Premium Refunds The ACA provides for insurers to rebate premiums to employers that have better than expected performance with their healthcare programs. Employers can either refund such premiums back to their workers or use them to offset future premiums. The National Council on Compensation Insurance (NCCI) has indicated that if premium refunds are given to employees, this would be considered payroll under workers’ compensation premium calculations. In other words, having a good performance on its group health program could increase an employer’s workers’ compensation program costs because premium calculations are tied to payroll. Employers should keep this in mind when deciding what to do with healthcare premium rebates that may be received.

Managing the Effects of Healthcare Reform There is little doubt that healthcare reform will have an impact on workers’ compensation costs and claim trends. And while the extent will not be known until the ACA has been fully implemented, employers can take steps now to lessen any potential negative impacts, and increase the value of the positives. For example, employers should:

  • Increase efforts to identify medical providers that can provide the best quality care for injured workers and take the necessary steps to ensure the workforce has access to these providers.

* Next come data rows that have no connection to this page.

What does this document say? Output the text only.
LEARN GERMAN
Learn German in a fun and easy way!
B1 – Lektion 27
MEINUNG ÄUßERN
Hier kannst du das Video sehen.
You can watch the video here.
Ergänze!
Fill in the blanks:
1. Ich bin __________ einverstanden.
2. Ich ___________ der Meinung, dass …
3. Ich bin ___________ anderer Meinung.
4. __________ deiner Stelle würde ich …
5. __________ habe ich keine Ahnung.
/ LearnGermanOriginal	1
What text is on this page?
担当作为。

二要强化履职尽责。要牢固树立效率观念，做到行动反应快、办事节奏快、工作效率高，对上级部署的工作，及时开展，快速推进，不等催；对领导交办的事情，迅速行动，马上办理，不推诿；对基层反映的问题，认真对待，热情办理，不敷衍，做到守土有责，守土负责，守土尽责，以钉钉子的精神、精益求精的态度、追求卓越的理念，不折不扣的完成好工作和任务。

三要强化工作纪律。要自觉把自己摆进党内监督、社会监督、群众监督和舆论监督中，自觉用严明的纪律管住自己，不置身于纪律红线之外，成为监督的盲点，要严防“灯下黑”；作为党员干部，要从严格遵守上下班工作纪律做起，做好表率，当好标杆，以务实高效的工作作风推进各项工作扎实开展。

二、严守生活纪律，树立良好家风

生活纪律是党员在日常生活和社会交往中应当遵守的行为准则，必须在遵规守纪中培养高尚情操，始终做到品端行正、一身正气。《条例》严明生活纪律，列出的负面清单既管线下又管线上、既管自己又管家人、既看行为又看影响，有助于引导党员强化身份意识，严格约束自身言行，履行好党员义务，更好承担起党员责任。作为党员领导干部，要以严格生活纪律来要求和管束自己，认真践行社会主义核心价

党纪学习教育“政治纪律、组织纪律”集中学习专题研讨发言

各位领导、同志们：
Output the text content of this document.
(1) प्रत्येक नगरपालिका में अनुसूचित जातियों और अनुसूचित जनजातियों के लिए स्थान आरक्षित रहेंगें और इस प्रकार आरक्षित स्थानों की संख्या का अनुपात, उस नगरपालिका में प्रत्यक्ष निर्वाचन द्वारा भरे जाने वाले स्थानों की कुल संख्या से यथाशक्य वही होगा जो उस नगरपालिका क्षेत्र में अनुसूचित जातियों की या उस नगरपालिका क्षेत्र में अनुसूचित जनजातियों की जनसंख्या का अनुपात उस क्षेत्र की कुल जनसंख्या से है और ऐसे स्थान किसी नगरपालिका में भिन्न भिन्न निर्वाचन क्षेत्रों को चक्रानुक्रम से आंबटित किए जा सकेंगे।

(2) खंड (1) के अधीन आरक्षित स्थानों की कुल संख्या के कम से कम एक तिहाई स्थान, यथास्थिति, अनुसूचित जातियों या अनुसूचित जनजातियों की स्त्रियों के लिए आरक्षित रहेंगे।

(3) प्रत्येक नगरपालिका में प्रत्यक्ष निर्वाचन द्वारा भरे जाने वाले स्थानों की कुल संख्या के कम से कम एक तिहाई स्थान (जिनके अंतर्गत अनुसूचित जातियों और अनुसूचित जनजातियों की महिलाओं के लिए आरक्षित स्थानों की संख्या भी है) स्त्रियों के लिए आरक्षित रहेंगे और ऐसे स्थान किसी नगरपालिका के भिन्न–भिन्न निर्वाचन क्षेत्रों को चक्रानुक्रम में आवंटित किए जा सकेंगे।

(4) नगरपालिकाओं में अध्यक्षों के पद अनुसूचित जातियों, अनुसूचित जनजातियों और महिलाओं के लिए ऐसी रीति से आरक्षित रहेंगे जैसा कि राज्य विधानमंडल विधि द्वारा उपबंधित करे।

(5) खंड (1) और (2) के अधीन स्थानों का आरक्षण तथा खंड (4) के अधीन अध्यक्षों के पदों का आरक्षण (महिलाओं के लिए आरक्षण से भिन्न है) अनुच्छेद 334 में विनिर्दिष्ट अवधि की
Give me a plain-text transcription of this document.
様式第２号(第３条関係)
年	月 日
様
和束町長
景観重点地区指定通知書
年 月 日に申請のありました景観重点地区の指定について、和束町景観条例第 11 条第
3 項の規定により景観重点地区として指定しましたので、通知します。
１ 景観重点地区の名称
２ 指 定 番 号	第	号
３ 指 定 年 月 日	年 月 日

  • Carefully manage the approach to healthcare premium rebates, which could affect how payroll is calculated under workers’ compensation.
  • Closely monitor any shifts in injury claims to workers’ compensation. Despite the ACA’s promise of greater access to health insurance coverage, there remains a financial incentive for employees to seek treatment under workers’ compensation rather than group health.
  • Remain committed to loss-control efforts. Don’t let concerns over the ACA cause a loss of focus on this key area.